Apa Kata Pakar Pendidikan?
Arif Budiman, pengamat pendidikan setempat, menegaskan sistem PPDB wajib berjalan transparan dan mendapat pengawasan ketat. “Jika ada indikasi kecurangan, Dinas Pendidikan wajib turun langsung. Jangan sampai masyarakat jadi korban,” tegasnya.
Tuntutan Warga Wong Pitu
Massa demo memberi ultimatum 3×24 jam kepada sekolah dan Pemkot Tangsel untuk:
Membuka data peserta PPDB beserta bukti domisili asli.
Memeriksa ulang seluruh calon siswa yang lolos.
Menindak tegas oknum yang terlibat jual beli kursi.

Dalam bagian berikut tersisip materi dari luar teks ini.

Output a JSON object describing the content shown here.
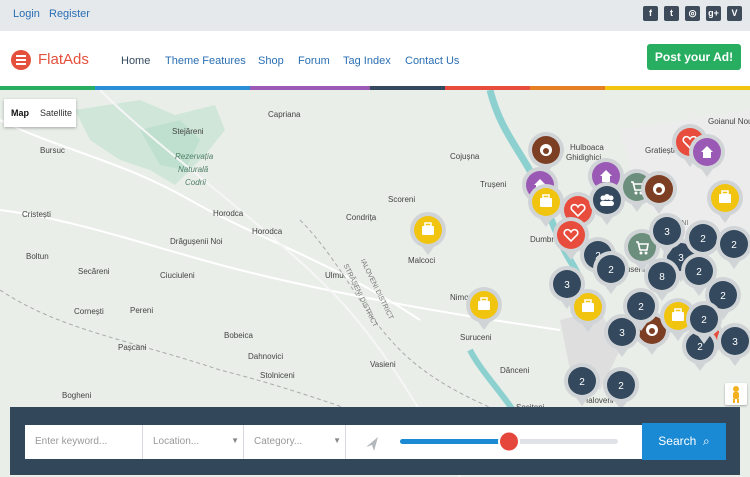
{
  "topbar": {
    "login": "Login",
    "register": "Register"
  },
  "social": [
    {
      "name": "facebook-icon",
      "glyph": "f"
    },
    {
      "name": "twitter-icon",
      "glyph": "t"
    },
    {
      "name": "dribbble-icon",
      "glyph": "◎"
    },
    {
      "name": "googleplus-icon",
      "glyph": "g+"
    },
    {
      "name": "vimeo-icon",
      "glyph": "V"
    }
  ],
  "brand": {
    "name": "FlatAds",
    "accent": "#e4503c"
  },
  "nav": [
    "Home",
    "Theme Features",
    "Shop",
    "Forum",
    "Tag Index",
    "Contact Us"
  ],
  "post_ad": "Post your Ad!",
  "map_type": {
    "map": "Map",
    "satellite": "Satellite"
  },
  "map_labels": [
    "Capriana",
    "Stejăreni",
    "Bursuc",
    "Rezervația",
    "Naturală",
    "Codrii",
    "Cojușna",
    "Hulboaca",
    "Gratiești",
    "Goianul Nou",
    "Trușeni",
    "Scoreni",
    "Horodca",
    "Condrița",
    "Cristești",
    "Drăgușenii Noi",
    "Horodca",
    "Malcoci",
    "Boltun",
    "Ulmu",
    "Secăreni",
    "Ciuciuleni",
    "Nimoreni",
    "Cornești",
    "Pereni",
    "Suruceni",
    "Bobeica",
    "Pașcani",
    "Dahnovici",
    "Stolniceni",
    "Vasieni",
    "Dănceni",
    "Bogheni",
    "Sociteni",
    "Ialoveni",
    "Dumbrava",
    "Ruseni",
    "Ghidighici",
    "RÎȘCANI",
    "STRĂȘENI DISTRICT",
    "IALOVENI DISTRICT"
  ],
  "cluster_counts": [
    "2",
    "2",
    "3",
    "2",
    "3",
    "2",
    "8",
    "3",
    "2",
    "2",
    "3",
    "2",
    "2",
    "2",
    "3",
    "2",
    "2"
  ],
  "search": {
    "keyword_placeholder": "Enter keyword...",
    "location_placeholder": "Location...",
    "category_placeholder": "Category...",
    "button": "Search",
    "distance": 0.5
  },
  "colors": {
    "stripe": [
      "#27ae60",
      "#2a8fd6",
      "#9b59b6",
      "#34495e",
      "#e74c3c",
      "#e67e22",
      "#f1c40f"
    ]
  }
}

Aksi Berlanjut Hingga Mendapat Kejelasan
Warga bersiap mengamuk! Mereka ancam bakal menggempur Dinas Pendidikan dengan demo besar-besaran jika permintaan mereka tetap diabaikan! “Kami enggak mau main-main, ini soal masa depan anak-anak!” seru koordinator aksi.
Dukungan Netizen Mengalir Deras
Aksi ini viral di media sosial dengan tagar #JusticeForWongPitu. Banyak warganet mengutuk praktik kecurangan dan meminta agar kasus ini diusut tuntas.
Semua mata kini tertuju pada respons Pemkot Tangsel. Akankah mereka berdiri di pihak warga atau justru tutup mata? Nantikan update selanjutnya!
Ini bukan sekadar demo biasa, melainkan ujian nyata bagi komitmen pemerintah dalam menegakkan keadilan pendidikan. Warga Wong Pitu sudah menyatakan sikap—kini giliran pemangku kebijakan yang harus bertindak!